There is widening unease within the CIA over the possibility that career officers could be prosecuted or otherwise punished for their conduct during interrogations and detention of terrorism suspects, according to current and former government officials.
Until now, only one CIA employee, a contract worker from North Carolina, has been charged with a crime in connection with the treatment of prisoners, stemming from a death in Afghanistan in 2003. But the officials confirmed that the agency had asked the justice department to review at least one other case, from Iraq, to determine if a CIA officer and interpreter should face prosecution.
In addition, the current and former government officials said the agency's inspector general was now reviewing at least a half-dozen other cases, and perhaps many more, in what they described as an expanding circle of inquiries to determine whether CIA employees had been involved in any misconduct.
Previously, intelligence officials have acknowledged only that "several" cases were under review by the agency's inspector general. But one government official said, "There's a lot more out there than has generally been recognized, and people at the agency are worried."
Of particular concern, the officials said, is the possibility that CIA officers using interrogation techniques that the government ruled as permissible after the Sept. 11, 2001, terrorist attacks might now be punished, or even prosecuted, for their actions in the line of duty.
The details of some of the inquiries have been reported, but the government officials said other cases under review have never been publicly disclosed. Officials declined to provide details of all the cases now under scrutiny. They would not say whether the reviews were limited to incidents in Iraq and Afghanistan, where CIA officers have been particularly active, or whether they might extend to cases from other countries, possibly including secret sites around the world where three dozen senior leaders of al-Qaeda are being held by the agency.
The officials said that the concern within the ranks had been growing since the agency's removal of its station chief in Baghdad, Iraq, in December 2003 in part because of concerns about the deaths of two Iraqis who had been questioned by CIA employees.
The reason for the station chief's removal has not been previously disclosed. Former and current intelligence officials say the action occurred nearly four months before a wider pattern of abuse at Abu Ghraib prison in Iraq became publicly known. The removal was ordered by senior officials at CIA headquarters in Washington within several weeks of their learning about the deaths of the Iraqi prisoners in separate incidents.
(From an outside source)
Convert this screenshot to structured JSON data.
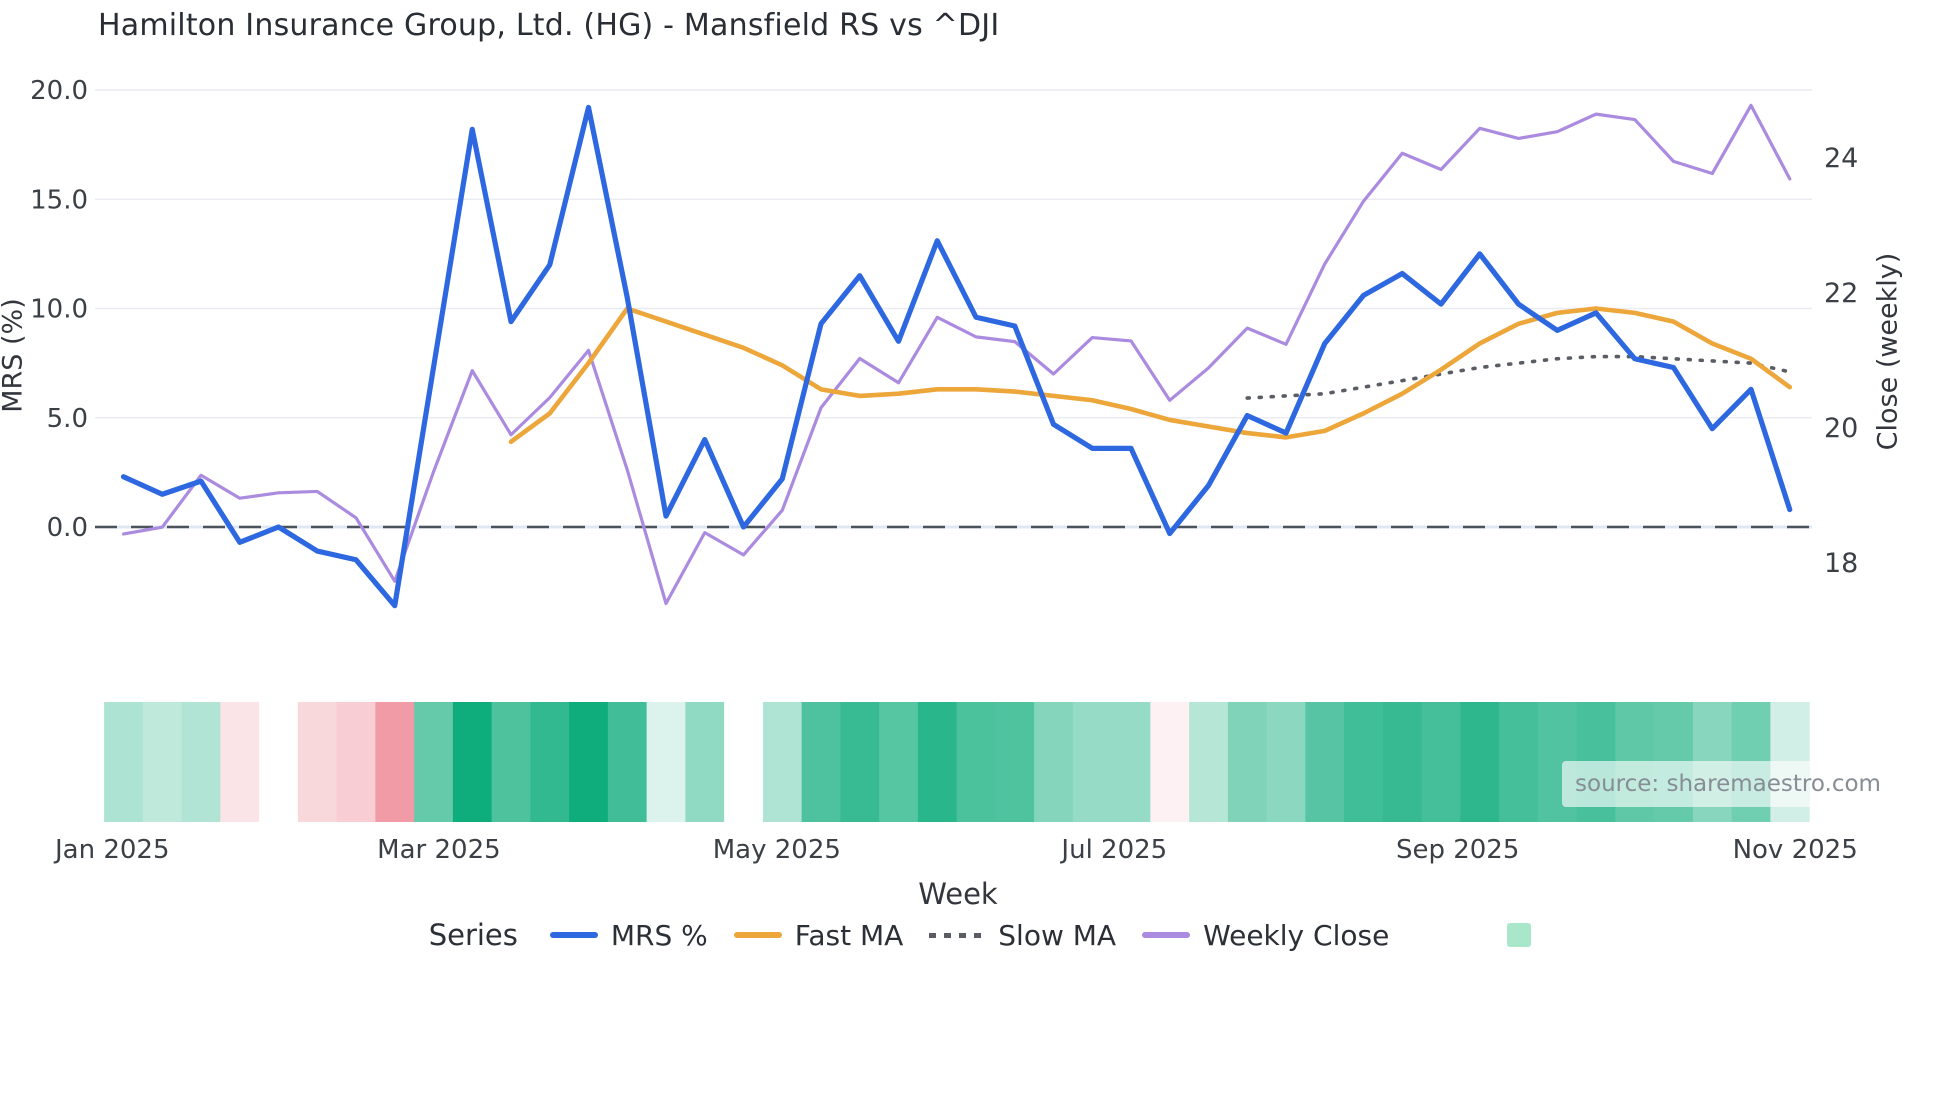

Asked about the inspector general's reviews, an intelligence official described them as a robust effort on the part of the CIA to ensure that its conduct had been proper.
"The inspector general is working collaboratively with counterparts in the military services in all investigations," the official said.
The agency has referred some cases to the justice department for a review of possible criminal charges under the federal torture law, which forbids extreme interrogation tactics, and under civil rights laws more commonly used in police brutality prosecutions. Justice department officials said that prosecutors working in a special unit in Alexandria, Virginia, were conducting criminal inquiries into the possible mistreatment of detainees by nonmilitary personnel, but they would not discuss which cases were being reviewed or whether they would charge anyone with crimes.